Session 5 – Pour une économie de la contribution : cadre juridique et cadre de confiance
17 décembre
14H30-17H
Un plaidoyer pour la reconnaissance et le soutien des dynamiques collaboratives et contributives et des règles juridiques qui dans le numérique et à l’image de Wikipédia, cherchent à défendre un milieu des savoirs ouvert sans qu’il soit l’objet d’une nouvelle forme de prédation pour nourrir (et sauver) une IA qui sinon s’appauvrit tendanciellement. Quels modèles économiques pour une redistribution plus équitable de ces profits ? Quel soutien financier à la contribution dans le contexte de territoires où les habitants, artistes, amateurs, s’appuient sur leurs « donnée contribuée » sans les commercialiser ? Comment aller au-delà de l’open source pour penser un « share source » fondé sur des données contribuées comme nous y invite aussi Francis Jutand ?
Intervenants
Nathalie Casemajor, Centre Urbanisation Culture Société, INRS — Le projet Wikimedia Entreprise
- En 2021, Wikimédia a lancé une filiale commerciale nommée Enterprise. Vingt ans après la création de Wikipédia, pourquoi ce mouvement emblématique du Web collaboratif et de l’Internet non marchand, a-t-il pris cette direction ? Je propose d’analyser cette initiative comme le plus récent chapitre d’une longue histoire d’entre-prises (au sens d’attaches mutuelles) entre un commun du numérique et les géants de la Tech. À travers sa filiale Entreprise, la WMF vise à bâtir une interface avec le capitalisme de plateforme, au sein d’un système d’acteurs commerciaux interconnectés, sans pour autant renoncer à son modèle distinct de production et de gouvernance guidé par une éthique F/LOSS. En s’appuyant sur les différentes prises qui l’attachent à Google, Wikimédia cherche ainsi à exercer un certain pouvoir de définir les termes de leur relation structurante.

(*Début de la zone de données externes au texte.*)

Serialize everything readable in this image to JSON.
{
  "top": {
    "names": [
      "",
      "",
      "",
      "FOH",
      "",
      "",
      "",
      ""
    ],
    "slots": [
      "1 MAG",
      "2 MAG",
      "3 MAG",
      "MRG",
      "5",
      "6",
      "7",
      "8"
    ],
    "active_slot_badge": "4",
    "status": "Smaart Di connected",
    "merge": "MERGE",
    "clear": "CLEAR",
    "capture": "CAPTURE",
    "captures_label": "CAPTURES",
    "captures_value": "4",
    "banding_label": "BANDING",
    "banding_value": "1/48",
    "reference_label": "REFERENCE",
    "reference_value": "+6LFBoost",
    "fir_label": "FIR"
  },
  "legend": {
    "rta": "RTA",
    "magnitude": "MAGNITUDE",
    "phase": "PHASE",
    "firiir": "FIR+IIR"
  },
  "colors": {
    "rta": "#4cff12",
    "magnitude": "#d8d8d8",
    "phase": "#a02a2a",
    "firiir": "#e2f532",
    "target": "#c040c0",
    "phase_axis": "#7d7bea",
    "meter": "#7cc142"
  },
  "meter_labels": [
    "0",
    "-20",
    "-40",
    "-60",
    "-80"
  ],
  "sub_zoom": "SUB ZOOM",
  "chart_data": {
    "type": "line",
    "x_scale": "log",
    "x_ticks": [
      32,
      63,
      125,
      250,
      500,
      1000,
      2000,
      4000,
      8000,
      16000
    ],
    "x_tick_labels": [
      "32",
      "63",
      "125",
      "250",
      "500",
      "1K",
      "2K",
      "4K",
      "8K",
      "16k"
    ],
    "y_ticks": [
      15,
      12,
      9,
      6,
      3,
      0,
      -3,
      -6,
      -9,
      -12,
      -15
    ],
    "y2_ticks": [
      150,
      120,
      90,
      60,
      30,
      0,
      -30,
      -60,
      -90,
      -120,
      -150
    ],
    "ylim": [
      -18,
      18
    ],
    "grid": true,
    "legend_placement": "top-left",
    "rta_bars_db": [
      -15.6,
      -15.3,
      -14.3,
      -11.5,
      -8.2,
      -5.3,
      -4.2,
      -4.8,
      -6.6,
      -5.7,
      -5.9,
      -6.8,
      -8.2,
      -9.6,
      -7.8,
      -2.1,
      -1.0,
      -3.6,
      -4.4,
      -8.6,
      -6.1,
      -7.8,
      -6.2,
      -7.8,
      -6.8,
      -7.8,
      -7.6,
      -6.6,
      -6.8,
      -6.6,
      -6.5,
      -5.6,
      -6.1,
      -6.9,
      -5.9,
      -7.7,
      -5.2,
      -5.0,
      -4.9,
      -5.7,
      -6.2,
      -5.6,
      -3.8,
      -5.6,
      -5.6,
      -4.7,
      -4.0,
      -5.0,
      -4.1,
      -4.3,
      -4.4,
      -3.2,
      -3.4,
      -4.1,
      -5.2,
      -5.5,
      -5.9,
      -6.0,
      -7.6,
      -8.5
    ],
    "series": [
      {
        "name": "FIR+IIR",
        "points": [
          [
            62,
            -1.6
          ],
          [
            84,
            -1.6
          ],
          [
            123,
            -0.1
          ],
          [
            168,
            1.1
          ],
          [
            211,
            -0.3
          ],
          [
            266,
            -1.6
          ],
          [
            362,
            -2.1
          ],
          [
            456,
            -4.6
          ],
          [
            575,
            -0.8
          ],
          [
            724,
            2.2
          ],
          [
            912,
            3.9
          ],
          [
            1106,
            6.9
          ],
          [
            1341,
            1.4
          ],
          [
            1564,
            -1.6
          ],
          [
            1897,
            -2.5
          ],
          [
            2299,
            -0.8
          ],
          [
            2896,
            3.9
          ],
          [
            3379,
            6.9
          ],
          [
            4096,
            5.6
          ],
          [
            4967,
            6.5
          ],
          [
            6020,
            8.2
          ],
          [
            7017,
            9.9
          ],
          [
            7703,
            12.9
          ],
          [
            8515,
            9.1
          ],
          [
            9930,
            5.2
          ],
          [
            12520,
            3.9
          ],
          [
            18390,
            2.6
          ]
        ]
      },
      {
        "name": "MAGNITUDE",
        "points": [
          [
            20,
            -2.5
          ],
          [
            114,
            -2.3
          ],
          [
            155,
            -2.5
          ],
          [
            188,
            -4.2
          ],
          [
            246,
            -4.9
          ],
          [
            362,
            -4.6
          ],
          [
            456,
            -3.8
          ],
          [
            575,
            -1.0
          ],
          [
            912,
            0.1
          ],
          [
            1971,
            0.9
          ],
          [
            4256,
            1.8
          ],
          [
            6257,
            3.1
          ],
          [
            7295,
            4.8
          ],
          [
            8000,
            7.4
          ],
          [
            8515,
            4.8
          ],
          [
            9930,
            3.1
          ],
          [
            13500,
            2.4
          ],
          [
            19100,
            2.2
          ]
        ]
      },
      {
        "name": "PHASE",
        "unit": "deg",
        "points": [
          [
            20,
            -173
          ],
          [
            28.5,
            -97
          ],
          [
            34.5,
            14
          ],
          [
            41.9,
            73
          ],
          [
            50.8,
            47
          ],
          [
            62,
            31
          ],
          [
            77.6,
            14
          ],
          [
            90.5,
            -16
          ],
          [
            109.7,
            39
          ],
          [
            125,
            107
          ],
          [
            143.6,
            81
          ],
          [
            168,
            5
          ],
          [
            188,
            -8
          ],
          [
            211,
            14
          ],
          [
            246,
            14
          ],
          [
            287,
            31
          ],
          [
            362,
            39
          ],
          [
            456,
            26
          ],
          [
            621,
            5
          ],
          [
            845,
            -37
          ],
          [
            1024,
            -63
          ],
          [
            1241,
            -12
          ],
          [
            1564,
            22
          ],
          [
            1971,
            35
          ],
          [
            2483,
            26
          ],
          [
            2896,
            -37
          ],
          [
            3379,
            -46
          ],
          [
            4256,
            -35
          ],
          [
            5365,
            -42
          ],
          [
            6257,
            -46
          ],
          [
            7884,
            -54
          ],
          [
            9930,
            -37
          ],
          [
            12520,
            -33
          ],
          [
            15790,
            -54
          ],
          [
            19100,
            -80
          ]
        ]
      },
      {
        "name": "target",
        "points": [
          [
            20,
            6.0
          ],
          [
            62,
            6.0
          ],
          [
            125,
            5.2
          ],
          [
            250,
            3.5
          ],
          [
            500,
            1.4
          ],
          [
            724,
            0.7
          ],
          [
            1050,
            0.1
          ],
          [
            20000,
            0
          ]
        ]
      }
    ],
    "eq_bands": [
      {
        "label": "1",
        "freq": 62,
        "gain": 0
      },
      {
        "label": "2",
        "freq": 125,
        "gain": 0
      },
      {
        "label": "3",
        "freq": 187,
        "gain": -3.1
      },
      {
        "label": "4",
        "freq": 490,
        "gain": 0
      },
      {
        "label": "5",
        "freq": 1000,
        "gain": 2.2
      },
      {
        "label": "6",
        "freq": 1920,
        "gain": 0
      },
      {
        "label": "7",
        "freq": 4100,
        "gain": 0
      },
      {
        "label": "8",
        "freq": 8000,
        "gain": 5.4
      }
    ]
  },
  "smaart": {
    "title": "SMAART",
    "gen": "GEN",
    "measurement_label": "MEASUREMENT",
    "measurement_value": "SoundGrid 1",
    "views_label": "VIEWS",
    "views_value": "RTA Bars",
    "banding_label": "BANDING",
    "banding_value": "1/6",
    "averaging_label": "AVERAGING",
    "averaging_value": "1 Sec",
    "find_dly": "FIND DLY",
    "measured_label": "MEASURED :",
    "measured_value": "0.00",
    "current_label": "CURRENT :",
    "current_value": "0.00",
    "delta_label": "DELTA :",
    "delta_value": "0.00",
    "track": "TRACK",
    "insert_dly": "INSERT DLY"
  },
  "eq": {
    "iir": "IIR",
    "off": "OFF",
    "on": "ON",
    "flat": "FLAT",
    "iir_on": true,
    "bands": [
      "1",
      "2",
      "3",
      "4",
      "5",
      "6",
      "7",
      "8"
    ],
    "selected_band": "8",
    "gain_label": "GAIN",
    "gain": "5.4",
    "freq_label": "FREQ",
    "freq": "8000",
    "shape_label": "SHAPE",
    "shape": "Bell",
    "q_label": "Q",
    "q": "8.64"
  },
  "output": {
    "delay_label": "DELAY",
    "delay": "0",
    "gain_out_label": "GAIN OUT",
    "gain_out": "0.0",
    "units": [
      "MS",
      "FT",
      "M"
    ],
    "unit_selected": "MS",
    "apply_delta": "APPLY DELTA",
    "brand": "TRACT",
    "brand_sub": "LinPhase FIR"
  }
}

Franck Cormerais, IRI-Un. Bordeaux Montaigne — IA, du capitalisme algorithmique à l’économie de la contribution
- Pointe de la synthèse artificielle, une grammatisation techno-informatique de l’IA générative relance la question du jugement. Le déploiement de la synthèse artificielle annonce une transformation des milieux avec l’émergence d’un capitalisme algorithmique et d’un post-libéralisme ou illibéralisme. Nous poserons avec Bernard Stiegler le besoin d’une nouvelle critique et d’une nouvelle synthèse pour bifurquer. L’économie de contribution de l’hyperlocal à l’Internation en sera la condition en prenant soin des savoirs.
Francesca Musiani, CIS-CNRS — Souveraineté numérique (européenne) et architectures de réseau fédérées
- Cette intervention, qui s’appuie sur une enquête en cours avec Ksenia Ermoshina, discutera comment les différentes propriétés techniques des services numériques qui sous-tendent une architecture de réseau fédérée (telles que l’interopérabilité, l’auto-hébergement, la portabilité, la modularité) sont actuellement invoquées et mobilisées par certains régulateurs de l’Internet afin de servir des objectifs d’autonomie numérique et infrastructurelle. La question plus générale posée par la contribution concerne la controverse autour de l’appropriation ou de la cooptation, par différents acteurs institutionnels et de régulation, d’outils et protocoles alternatifs développés par les communautés du logiciel libre. L’intervention décrit la rencontre entre un monde de créateurs (techniques) de solutions décentralisées et des demandes, nouvelles ou reformulées, d’acteurs publics animés par des enjeux de souveraineté numérique, qui conduisent à négocier et faire évoluer (ou non) ces architectures. En décrivant cette rencontre, ce sont bien la circulation et la transformation des éléments d’infrastructure entre ces mondes qui se voient explicitées.
Alexandre Monnin, philosophe — UsageRight : vers des IA génératives situées et réciproques
- Les IA génératives reposent sur une extraction massive de contributions et sur des actes d’usage (entraîner, affiner, générer). La licence UsageRight, initialement développée pour le monde de la recherche, propose des micro-contrats d’usage explicites et traçables, conditionnant ces actes à des obligations de réciprocité dont l’exploration (attribution, partage d’améliorations, redevances, restitution d’évaluations) constitue aujourd’hui un enjeu majeur. En s’appuyant sur les piliers de l’IA décentralisée (confidentialité, vérifiabilité, incitations, orchestration, expérience utilisateur), UsageRight introduit une friction éthique : rendre visibles et négociables les conditions d’usage. Il rend ainsi possibles des IA locales et des communs data où chacun peut prouver sa contribution, tarifer à l’usage et retirer son consentement via des protocoles d’unlearning (désapprentissage sélectif).